Day By Day

Thursday, September 04, 2008


I don't usually pay much attention to the polls [disclosure: years ago I used to design and conduct social surveys in the Philadelphia area, and unless I can check the crosstabs I'm not very interested] but sometimes they can add some understanding to what we see played out on our TV screens.

So what's the situation now?

Two tracking polls have Obama ahead by a substantial amount.

Gallup, tracking after the Republican convention started, but before "The speech", has Obama ahead by a whopping seven points, 49% to 42%. This is essentially unchanged since the Democrats got their election bounce. On the 26th of last month Obama jumped out to a six-point advantage and has since then held a 6-8 point advantage in every subsequent poll. Tomorrow we will see the first small indications of how much difference Palin's speech has made.

Rasmussen has Obama ahead by a smaller, but still comfortable, five point margin, 50% to 45%. Here the breakout date was the the 29th of last month when Obama broke a tie and jumped out to a four-point margin. Since then he (and this is the important point) his numbers have hovered around 50%. If he holds that level of popularity he will not lose.

Now you can see why McCain felt that he had to shake up the race. He and Obama seem to have settled into a rut that would lead to a Democratic victory in November.

Has picking Sarah made any difference? It's too soon to tell.

A Democracy Corps poll, released today, showed Obama beating McCain by six points, 49% to 43%. [This is a Democrat campaign poll and therefore suspect. It was probably released to counter the effect of the CBS News poll discussed below.]

There is also a CBS News poll released today that has the race in a dead heat; both candidates at 42%. Like the Democracy Corps poll it was taken after Sarah Palin's choice was announced, but before her speech.

These two national polls pretty much illustrate the current situation -- either the choice of Palin has not changed the race or it has strongly benefited the McCain campaign. We don't know yet which and won't for two to three more days.

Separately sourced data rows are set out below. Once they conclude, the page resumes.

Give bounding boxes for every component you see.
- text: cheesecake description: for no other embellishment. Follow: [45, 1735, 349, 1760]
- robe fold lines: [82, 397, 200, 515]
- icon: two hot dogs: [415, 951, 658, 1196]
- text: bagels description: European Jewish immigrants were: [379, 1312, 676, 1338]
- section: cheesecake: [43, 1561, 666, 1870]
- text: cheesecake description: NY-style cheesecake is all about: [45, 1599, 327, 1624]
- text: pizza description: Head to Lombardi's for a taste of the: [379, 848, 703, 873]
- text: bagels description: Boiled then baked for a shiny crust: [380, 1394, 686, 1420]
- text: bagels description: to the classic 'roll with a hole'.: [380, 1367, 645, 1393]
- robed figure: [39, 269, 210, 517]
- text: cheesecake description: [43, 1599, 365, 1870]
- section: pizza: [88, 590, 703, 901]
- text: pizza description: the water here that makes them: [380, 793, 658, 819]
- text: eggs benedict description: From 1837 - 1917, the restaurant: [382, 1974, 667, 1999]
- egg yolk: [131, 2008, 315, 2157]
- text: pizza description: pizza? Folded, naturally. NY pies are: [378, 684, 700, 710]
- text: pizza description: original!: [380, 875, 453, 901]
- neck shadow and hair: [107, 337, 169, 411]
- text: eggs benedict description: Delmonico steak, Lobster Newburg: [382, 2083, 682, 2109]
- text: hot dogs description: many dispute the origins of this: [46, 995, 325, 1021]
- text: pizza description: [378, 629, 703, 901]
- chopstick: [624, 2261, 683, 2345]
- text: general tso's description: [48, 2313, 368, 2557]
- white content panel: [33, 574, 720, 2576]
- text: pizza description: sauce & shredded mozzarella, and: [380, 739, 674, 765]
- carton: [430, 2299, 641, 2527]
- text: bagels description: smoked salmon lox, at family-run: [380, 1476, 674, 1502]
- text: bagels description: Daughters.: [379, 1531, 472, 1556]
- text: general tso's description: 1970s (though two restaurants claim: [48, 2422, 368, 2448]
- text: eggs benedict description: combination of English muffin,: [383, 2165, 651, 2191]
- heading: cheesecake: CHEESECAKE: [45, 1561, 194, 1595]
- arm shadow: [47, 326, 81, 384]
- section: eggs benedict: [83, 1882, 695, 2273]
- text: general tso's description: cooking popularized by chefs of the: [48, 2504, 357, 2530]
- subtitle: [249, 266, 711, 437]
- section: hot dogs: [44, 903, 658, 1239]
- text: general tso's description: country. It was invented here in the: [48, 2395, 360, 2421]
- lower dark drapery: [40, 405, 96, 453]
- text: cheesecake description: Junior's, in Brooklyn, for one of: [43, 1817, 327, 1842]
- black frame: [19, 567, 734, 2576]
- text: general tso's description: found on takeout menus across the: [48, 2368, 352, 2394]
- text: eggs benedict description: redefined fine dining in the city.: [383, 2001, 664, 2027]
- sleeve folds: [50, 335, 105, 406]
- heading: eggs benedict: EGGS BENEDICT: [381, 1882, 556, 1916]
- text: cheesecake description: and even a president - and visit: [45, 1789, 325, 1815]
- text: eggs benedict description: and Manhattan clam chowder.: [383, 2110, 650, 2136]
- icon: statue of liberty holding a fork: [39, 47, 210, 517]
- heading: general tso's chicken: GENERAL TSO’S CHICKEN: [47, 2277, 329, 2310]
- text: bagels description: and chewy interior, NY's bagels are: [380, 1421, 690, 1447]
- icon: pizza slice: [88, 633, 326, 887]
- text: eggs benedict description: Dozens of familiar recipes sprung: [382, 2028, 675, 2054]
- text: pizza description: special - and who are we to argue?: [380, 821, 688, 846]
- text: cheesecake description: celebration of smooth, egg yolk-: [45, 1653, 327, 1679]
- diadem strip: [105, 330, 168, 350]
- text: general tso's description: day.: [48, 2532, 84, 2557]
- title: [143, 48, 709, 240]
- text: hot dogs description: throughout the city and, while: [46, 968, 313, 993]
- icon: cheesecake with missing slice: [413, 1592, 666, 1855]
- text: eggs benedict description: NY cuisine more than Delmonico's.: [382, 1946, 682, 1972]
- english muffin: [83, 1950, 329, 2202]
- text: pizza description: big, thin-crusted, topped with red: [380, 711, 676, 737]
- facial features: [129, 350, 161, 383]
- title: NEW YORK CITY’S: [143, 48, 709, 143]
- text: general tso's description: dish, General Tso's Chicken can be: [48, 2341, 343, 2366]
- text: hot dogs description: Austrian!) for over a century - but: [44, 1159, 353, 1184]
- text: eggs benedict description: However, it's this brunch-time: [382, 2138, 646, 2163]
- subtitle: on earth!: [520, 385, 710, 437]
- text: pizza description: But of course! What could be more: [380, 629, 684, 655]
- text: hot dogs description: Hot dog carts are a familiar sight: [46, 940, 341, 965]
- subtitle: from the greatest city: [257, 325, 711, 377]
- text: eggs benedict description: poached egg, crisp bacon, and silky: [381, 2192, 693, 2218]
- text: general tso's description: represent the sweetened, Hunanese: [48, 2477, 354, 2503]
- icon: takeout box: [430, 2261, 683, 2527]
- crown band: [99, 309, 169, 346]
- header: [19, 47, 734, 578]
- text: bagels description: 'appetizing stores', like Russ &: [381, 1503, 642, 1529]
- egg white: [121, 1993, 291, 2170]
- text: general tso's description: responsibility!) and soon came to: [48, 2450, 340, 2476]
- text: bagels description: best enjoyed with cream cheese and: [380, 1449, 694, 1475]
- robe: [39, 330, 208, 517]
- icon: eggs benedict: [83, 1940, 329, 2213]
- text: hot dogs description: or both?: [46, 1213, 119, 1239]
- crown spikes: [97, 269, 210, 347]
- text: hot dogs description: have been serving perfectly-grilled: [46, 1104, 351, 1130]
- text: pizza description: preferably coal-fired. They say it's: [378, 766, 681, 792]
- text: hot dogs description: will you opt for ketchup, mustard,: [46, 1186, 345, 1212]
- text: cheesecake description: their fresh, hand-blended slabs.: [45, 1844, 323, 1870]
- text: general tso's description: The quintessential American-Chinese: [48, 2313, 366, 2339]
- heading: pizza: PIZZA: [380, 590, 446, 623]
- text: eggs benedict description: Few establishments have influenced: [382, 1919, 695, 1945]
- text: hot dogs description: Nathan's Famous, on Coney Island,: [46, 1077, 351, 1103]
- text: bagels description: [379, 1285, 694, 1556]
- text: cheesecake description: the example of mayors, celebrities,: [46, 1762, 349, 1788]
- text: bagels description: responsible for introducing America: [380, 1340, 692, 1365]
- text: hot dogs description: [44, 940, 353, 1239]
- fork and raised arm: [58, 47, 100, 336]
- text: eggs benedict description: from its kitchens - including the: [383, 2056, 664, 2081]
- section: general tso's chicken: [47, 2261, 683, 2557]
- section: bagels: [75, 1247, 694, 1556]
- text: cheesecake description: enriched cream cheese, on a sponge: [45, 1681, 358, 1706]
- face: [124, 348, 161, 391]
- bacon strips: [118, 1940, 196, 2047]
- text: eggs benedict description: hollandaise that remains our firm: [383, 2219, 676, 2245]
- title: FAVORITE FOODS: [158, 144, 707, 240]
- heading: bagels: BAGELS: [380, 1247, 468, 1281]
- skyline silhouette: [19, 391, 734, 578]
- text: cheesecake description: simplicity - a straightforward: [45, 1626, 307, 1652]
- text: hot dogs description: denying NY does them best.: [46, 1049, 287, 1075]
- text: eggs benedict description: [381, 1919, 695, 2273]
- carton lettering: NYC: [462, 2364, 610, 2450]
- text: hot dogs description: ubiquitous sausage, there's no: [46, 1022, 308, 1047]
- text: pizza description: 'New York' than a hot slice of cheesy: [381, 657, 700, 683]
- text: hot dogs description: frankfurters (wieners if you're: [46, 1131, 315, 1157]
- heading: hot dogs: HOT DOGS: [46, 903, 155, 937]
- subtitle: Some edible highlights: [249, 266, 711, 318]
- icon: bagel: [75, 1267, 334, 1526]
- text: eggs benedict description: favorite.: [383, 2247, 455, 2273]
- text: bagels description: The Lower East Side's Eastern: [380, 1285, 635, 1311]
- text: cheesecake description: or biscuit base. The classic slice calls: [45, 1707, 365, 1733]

Preliminary results, however, suggest that Palin's choice has firmed up support among Republican women, has had little effect on male voters, and has caused independent and moderate women to move toward Obama. These results, however are very preliminary, are tainted to some extent by advocacy group participation, and have yet to be analyzed in detail [What effect, for instance did Gustav and Labor Day have on the polls?].

For a detailed numerical description of the polls and commentary on them go to

Keep your eyes on the polls for the next few days -- they'll give you some idea of how things are shaping up. The danger of the Palin pick is that she will be more of a cult figure than a plausible national candidate. Women I have talked to here in Baltimore are divided. Some like her, but most tell me that they are worried about her open religiosity. Three times today I heard the word "theocon" muttered. If that image takes root, Sarah will command an adoring following comprising about 1/4 to 1/3 of the electorate, but that is all.

Things are starting to get interesting.

Stay tuned.


Today's Rasmussen poll, one third of whose respondents were contacted after "the speech" shows a remarkable shift in opinion. Obama now leads McCain by only one percentage point, 46% to 45% [two if leaners are included] . If there is a real shift, McCain's percentages should improve over the next two days as pre-speech respondents drop out of the poll and post-speech ones are added.

The Gallup tracking poll is also out. It, too sees the race narrowing with Obama's lead slipping from seven to four percentage points. This too should continue to narrow over the next two days.

Looks like this race is once again tied.